Jean Ier de Castille
Roi de Castille (1379–1390)
1358 — 1390

Fils d'Henri II. Étendit la seigneurie Sarmiento avec Sobroso, Avión et le Ribeiro de Avia (1379). Sa campagne pour revendiquer le trône portugais mena au Siège de Lisbonne (1384) où Pedro Ruiz Sarmiento mourut de la peste.

Dates clés

1366
La guerre civile castillane commence — les Sarmientos soutiennent Henri de Trastamare contre Pierre Ier.
1369
Henri vainc Pierre Ier à Montiel et prend le trône comme Henri II, commençant la redistribution des terres à ses partisans.
1370
Henri II nomme Pedro Ruiz Sarmiento Adelantado Mayor de Galice (30 juillet) et l'envoie à l'ouest écraser les derniers loyalistes pétristes.
1371
Pedro Ruiz Sarmiento et Pedro Manrique détruisent les forces de Fernando de Castro à Porto de Bois près de Lugo, brisant la résistance pétriste en Galice.
1375
Henri II accorde Ribadavia et Santa Marta de Ortigueira à Pedro Ruiz Sarmiento.
1379
Jean Ier ajoute Sobroso, Avión, le coto de Anllo et tout le Ribeiro de Avia à la seigneurie Sarmiento.
1384
Pedro Ruiz Sarmiento meurt de la peste au Siège de Lisbonne pendant la campagne de Jean Ier pour revendiquer le trône portugais.
1386
Jean de Gand envahit la Galice en revendiquant le trône castillan ; une force anglaise de plus de 2 000 hommes assiège et pille Ribadavia.
1388
Le Traité de Bayonne met fin à la campagne lancastrienne en Castille.
c. 1440
Abraham de León sert comme majordome de Diego Pérez Sarmiento — le plus haut poste administratif de la seigneurie, détenu par un officiel juif.
1466
Diego Pérez Sarmiento, Ier Comte de Santa Marta, meurt.
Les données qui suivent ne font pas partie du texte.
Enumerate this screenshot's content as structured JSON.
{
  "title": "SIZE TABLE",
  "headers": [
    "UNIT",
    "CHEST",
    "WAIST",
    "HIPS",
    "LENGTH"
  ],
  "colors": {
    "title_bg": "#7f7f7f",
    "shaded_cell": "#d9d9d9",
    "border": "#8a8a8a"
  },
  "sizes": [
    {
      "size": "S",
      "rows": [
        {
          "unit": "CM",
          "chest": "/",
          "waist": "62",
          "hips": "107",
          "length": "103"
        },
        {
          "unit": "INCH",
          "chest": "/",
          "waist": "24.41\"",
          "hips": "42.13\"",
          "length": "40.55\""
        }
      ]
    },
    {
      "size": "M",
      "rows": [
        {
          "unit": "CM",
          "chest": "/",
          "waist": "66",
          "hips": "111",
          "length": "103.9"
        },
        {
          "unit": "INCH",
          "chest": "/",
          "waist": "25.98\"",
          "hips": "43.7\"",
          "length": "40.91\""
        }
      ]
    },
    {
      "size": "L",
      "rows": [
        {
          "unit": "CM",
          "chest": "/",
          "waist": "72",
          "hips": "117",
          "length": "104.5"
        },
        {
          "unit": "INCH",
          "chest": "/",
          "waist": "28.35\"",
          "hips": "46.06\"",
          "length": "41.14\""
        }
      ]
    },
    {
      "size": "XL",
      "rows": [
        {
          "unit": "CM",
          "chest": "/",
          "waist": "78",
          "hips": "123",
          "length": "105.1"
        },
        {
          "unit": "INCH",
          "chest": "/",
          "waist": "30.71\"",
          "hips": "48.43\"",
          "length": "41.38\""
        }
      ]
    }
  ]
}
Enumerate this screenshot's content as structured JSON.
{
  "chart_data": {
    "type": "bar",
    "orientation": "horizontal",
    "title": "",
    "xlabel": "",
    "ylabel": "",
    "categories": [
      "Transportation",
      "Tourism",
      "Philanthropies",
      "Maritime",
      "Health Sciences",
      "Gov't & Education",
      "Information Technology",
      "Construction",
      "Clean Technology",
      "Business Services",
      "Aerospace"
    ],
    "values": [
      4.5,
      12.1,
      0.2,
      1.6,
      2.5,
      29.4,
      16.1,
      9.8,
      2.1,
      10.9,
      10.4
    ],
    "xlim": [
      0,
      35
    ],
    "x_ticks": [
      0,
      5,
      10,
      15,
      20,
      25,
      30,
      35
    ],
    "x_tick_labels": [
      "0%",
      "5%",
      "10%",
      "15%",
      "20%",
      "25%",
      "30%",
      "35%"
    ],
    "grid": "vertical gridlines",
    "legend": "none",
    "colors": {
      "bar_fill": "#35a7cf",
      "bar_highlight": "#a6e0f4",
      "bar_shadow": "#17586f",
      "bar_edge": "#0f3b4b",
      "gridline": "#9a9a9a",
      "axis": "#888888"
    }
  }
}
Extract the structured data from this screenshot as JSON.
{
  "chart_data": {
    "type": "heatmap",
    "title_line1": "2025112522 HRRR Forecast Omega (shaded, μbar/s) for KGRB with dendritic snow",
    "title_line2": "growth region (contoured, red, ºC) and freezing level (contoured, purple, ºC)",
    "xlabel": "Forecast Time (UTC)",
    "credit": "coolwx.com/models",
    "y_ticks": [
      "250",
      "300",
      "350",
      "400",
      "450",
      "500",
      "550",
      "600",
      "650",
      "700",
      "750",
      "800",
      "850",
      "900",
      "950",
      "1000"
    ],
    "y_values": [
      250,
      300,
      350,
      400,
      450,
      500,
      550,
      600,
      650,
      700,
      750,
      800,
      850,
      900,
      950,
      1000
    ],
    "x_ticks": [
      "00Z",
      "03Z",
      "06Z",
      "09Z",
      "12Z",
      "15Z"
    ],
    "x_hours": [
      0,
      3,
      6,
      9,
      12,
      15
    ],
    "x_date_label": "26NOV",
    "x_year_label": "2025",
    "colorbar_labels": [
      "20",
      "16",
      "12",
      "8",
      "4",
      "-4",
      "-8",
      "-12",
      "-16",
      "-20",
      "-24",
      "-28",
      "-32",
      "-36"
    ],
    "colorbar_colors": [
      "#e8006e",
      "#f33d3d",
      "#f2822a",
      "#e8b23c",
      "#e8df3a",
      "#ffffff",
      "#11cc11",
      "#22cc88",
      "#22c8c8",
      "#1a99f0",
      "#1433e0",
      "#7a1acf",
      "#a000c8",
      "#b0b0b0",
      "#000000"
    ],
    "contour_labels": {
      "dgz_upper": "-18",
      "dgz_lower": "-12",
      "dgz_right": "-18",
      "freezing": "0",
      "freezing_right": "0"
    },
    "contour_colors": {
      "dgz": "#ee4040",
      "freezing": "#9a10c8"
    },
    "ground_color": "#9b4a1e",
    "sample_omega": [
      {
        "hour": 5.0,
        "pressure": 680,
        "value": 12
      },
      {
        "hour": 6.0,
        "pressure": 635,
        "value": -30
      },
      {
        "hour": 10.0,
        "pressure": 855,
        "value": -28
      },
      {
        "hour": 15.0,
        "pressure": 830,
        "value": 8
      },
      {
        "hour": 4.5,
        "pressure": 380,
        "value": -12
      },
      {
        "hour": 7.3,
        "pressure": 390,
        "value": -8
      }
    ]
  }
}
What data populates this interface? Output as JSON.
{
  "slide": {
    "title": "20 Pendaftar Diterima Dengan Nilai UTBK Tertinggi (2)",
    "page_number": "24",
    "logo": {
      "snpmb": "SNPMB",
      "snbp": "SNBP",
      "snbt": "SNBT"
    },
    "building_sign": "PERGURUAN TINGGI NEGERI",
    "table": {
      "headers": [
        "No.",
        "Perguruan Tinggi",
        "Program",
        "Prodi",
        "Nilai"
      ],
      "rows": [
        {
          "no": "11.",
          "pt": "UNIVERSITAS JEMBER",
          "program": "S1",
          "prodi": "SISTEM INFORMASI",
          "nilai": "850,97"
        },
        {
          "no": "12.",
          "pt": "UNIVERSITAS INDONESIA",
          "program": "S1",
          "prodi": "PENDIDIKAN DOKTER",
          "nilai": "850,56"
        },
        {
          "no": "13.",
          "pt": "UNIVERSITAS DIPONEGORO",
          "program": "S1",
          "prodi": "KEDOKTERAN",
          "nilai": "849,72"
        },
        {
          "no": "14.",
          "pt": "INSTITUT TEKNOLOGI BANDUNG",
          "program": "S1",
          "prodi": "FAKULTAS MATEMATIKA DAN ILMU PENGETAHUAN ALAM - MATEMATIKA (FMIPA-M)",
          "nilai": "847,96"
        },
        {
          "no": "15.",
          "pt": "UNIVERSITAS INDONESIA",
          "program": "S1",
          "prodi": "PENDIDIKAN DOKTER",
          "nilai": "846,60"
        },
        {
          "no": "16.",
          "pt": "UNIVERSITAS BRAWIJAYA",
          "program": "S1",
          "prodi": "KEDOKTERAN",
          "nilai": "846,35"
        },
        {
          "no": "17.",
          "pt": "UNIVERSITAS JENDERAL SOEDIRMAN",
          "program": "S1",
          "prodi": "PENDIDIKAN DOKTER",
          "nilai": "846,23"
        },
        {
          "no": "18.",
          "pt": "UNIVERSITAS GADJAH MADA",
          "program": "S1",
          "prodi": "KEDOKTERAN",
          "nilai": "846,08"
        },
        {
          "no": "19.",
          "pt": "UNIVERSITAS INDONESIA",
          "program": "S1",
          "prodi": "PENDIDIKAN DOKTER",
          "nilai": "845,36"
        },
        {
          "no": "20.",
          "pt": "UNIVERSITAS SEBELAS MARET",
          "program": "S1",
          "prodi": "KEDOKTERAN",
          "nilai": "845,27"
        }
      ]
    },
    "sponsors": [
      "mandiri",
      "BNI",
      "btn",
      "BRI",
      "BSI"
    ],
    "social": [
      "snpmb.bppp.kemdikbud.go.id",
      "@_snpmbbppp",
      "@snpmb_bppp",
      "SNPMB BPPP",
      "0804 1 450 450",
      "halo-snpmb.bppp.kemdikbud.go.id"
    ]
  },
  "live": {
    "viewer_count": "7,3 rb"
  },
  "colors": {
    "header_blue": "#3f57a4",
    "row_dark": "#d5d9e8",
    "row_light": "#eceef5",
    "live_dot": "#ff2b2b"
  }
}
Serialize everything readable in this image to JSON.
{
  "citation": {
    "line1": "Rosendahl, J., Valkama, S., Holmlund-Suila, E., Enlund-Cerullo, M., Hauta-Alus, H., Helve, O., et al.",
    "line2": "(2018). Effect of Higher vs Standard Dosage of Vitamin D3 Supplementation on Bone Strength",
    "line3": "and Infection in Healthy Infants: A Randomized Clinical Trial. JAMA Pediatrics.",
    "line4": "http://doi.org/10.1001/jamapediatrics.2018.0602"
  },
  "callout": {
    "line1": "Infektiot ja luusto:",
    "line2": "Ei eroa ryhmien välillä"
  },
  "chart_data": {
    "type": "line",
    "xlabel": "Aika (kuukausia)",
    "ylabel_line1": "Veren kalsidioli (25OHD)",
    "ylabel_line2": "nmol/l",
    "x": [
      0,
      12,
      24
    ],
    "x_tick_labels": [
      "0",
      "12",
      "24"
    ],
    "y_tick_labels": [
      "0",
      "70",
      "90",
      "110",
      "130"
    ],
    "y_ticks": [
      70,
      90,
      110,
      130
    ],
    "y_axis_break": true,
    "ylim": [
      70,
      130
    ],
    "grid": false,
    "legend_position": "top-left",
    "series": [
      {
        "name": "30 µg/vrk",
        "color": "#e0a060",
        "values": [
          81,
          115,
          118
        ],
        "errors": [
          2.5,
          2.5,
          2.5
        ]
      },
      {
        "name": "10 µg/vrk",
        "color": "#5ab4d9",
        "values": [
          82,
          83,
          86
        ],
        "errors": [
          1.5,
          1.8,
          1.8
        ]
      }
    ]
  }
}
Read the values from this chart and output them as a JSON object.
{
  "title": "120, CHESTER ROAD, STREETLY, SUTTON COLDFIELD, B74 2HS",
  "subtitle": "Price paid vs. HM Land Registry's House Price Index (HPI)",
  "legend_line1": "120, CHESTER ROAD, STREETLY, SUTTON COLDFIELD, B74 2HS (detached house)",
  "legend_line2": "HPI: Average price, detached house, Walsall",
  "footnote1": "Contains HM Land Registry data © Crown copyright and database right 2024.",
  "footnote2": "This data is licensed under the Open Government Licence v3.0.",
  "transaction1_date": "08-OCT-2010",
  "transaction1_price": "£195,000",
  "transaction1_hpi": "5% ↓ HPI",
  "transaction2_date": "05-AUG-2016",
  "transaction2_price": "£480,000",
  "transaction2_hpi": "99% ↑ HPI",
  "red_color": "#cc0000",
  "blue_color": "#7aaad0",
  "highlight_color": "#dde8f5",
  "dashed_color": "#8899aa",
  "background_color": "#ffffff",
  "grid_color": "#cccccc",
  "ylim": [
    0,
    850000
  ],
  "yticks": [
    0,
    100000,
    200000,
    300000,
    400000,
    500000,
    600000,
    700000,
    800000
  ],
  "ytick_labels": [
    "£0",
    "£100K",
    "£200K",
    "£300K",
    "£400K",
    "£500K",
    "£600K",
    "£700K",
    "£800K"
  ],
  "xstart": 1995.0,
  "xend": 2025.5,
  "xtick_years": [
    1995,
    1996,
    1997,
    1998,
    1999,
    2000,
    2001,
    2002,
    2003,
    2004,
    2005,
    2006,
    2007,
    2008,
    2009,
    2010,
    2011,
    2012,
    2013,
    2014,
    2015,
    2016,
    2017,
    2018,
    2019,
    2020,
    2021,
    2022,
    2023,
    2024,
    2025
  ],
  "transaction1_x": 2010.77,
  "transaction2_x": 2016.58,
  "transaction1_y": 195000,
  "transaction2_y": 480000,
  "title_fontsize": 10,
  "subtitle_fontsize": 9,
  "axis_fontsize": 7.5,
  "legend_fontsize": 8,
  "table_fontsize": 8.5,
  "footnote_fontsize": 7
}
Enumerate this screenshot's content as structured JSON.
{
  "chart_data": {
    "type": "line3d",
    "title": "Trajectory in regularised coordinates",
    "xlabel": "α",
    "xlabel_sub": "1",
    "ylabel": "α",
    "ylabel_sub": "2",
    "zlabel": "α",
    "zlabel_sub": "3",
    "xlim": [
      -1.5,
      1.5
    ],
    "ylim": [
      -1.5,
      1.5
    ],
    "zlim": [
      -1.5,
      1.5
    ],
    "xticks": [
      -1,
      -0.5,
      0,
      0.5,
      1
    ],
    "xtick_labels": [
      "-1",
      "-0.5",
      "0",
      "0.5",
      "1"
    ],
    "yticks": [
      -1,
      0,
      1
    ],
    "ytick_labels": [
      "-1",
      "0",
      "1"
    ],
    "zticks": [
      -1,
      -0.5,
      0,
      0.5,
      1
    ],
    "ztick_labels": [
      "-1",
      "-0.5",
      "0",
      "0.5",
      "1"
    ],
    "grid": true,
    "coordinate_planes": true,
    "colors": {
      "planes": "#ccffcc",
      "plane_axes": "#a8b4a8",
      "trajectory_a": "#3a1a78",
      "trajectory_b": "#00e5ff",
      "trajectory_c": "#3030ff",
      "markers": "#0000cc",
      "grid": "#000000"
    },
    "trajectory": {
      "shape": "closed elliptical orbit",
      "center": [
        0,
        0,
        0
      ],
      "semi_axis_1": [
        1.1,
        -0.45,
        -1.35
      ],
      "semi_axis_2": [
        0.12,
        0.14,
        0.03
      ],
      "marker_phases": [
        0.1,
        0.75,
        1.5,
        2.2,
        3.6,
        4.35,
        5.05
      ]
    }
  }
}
Son testament nomme un médecin juif. La succession passe à son fils légitimé Bernardino.
1467
Les Révoltes Irmandiñas commencent — paysans et habitants des villes galiciens attaquent les châteaux nobles à travers le royaume.
1469
Les Révoltes Irmandiñas sont réprimées. La belle-mère de Bernardino, Teresa de Zúñiga, est tuée par les rebelles (1470).
1478
Les Rois Catholiques créent le Comté formel de Ribadavia pour Bernardino Pérez Sarmiento (20 avril).
1480s
Les Rois Catholiques pacifient la Galice, mettant fin aux guerres Sarmiento-Sotomayor et démantelant l'autonomie nobiliaire à travers le royaume.
XVIe–XVIIe s.
Les Sarmientos abandonnent le château pour un palais baroque sur la Plaza Mayor, puis quittent la Galice pour la cour de Madrid et Valladolid.